Diet Plan for Pre-Diabetes

Pre-diabetes is a condition wherein you have abnormally high blood sugar levels primarily due to insulin resistance. In this condition, your body is unable to utilize insulin properly. Pre-diabetes is often believed to be a precursor of type 2 diabetes. Patients diagnosed with pre-diabetes are more prone to developing type 2 diabetes and cardiovascular diseases. 

An early intervention to regulate blood sugar can help people move out of the pre-diabetic condition. Your diet also plays a major role in regulating your blood sugar; therefore, you must know the right diet plan to follow.

Diet Changes Can Help Cure Pre-diabetes

Many factors can put you at a higher risk of developing pre-diabetes. Genetics also plays a crucial role if you have a family history for type 2 diabetes. Various other factors such as being overweight and inactive also contribute to developing the disease.

When you develop pre-diabetes, your cells are unable to process insulin and accumulate sugar in your bloodstream. The type and the number of carbohydrates you consume in your meal also influence your blood sugar levels. 

What Causes Sugar Spikes?

A diet rich in processed and refined carbohydrates is digested quickly causing instant higher spikes in your blood sugar. Therefore, you should watch your carbohydrate intake to completely avoid blood sugar spikes. When you consume more calories than required by your body, the extra calories are stored as fat resulting in weight gain. Your body fat is directly linked to your insulin resistance. That is why many patients with pre-diabetes are overweight. Develop Healthy Eating Habits

You can mitigate many risk factors causing prediabetes with some healthy lifestyle changes to keep blood sugar levels under control and maintain a healthy weight range. Keep a check on the consumption of carbs that have a high glycemic index. The glycemic index or GI of a food indicates how it affects your blood sugar levels. Foods with a high glycemic index may quickly raise your blood sugar. 

The GI Factor

Fiber-rich foods have a low glycemic index while all the refined and processed foods are low in fiber content and nutrients and have a higher GI. Refined carbs are digested quickly in your stomach.

Prediabetic patients must limit the intake of foods containing refined carbs such as white bread, white rice, russet potatoes, soda, and juices. You can eat foods that rank medium for the GI scale such as brown rice and whole-wheat bread. 

Foods such as steel-cut oats, stone-ground whole wheat bread, non-starchy vegetables, sweet potatoes, beans, corn, and whole wheat pasta with a low GI are best for reducing blood sugar.

To identify the GI of a food item, you should check its fiber content. Cut down on saturated fats. Eat mixed meals to lower the glycemic index of your food. Try combining white rice with vegetables and chicken to ensure slow digestion and minimized spikes.

Follow Portion Control

You can maintain a low GI for your diet by limiting the quantity of food you consume. You can determine the number of calories you consume by checking the food labels. These labels usually enlist the information about calories, carbs, fats, and other nutrition for a particular serving.

Eating more than the enlisted serving can directly affect the nutritional value. However, you do not need to eliminate carbohydrates from your diet. The individual requirement for carbs may vary according to your stature and activity level. Manage portion control by practicing mindful eating. Eat only when you feel hungry. Stop as soon as you feel full. Eat slowly and focus on the flavors of the food.

Include Fiber-Rich Foods in Your Diet

Fiber-rich foods add bulk to your diet, assist bowel movements, and make you feel full for a long time. Some examples are whole-grain bread, beans, legumes, vegetables and fruits with edible skin, whole grains, whole-wheat pasta, and whole-grain cereals. 

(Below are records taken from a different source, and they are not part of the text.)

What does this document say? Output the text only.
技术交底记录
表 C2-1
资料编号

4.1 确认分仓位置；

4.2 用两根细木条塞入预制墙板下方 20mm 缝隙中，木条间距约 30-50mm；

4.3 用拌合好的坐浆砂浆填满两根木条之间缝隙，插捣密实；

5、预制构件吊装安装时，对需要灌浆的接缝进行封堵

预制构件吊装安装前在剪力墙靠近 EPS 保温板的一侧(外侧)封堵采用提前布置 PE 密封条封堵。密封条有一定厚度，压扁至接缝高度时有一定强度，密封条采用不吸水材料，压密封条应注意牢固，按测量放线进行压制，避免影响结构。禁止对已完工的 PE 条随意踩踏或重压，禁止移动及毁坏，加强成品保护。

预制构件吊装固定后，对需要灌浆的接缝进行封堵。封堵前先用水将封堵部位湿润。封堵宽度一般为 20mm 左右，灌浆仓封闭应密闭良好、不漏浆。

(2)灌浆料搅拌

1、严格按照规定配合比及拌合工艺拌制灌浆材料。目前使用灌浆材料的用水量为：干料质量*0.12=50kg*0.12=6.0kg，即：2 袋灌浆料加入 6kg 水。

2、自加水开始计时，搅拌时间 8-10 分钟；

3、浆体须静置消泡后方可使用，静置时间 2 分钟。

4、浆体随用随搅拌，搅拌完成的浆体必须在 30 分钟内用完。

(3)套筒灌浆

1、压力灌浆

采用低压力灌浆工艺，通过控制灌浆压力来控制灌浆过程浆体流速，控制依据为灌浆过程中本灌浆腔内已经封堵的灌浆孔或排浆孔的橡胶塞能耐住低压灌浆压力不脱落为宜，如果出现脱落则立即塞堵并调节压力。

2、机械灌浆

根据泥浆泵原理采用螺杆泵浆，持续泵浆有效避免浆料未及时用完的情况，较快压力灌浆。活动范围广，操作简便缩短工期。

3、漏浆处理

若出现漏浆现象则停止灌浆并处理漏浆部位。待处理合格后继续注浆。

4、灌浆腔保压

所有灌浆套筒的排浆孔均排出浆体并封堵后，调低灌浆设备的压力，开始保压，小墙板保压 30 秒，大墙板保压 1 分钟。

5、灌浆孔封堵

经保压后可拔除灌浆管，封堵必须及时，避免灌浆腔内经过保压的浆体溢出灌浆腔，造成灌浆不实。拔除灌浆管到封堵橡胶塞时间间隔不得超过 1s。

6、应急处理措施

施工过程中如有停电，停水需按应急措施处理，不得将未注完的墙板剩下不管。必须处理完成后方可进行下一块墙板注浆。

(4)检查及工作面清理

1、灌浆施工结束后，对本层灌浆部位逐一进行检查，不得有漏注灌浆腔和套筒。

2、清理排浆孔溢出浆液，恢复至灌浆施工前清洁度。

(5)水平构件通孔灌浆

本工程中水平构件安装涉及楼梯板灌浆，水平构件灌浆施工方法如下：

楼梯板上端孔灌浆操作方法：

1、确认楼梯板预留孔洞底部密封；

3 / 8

Cut down on sugary drinks. They offer empty calories that convert to quick-digesting carbohydrates. Keep a check on your alcohol consumption. Most of the alcoholic beverages are dehydrating and have high sugar content. Keep your drinks simple. Avoid mixing liquors and sugary juices.

Eat Lean Meats

Meats are a major source of saturated fat in your meals and can significantly spike cholesterol levels. Instead, consuming trans-fat and low saturated fat can help reduce the risk of many diseases. Include foods like a chicken without skin, beans, legumes, egg substitute, egg whites, soybean products, fish, lean beef cuts, shellfish, and low-fat Greek yogurt as a source of protein in your diet.

Stay Hydrated

Drink plenty of water according to your activity level, body size, and the surrounding climate. It is also a healthy alternative to sugary sodas, energy drinks, and juices. Monitor the volume and color of your urine to determine if you are having enough water each day.

Exercise Regularly

Reduced physical activity may increase your insulin resistance. Exercise allows your muscles to use glucose and makes the cells utilize insulin more effectively. Exercise regularly. Keep it simple with any indulging physical activity you enjoy.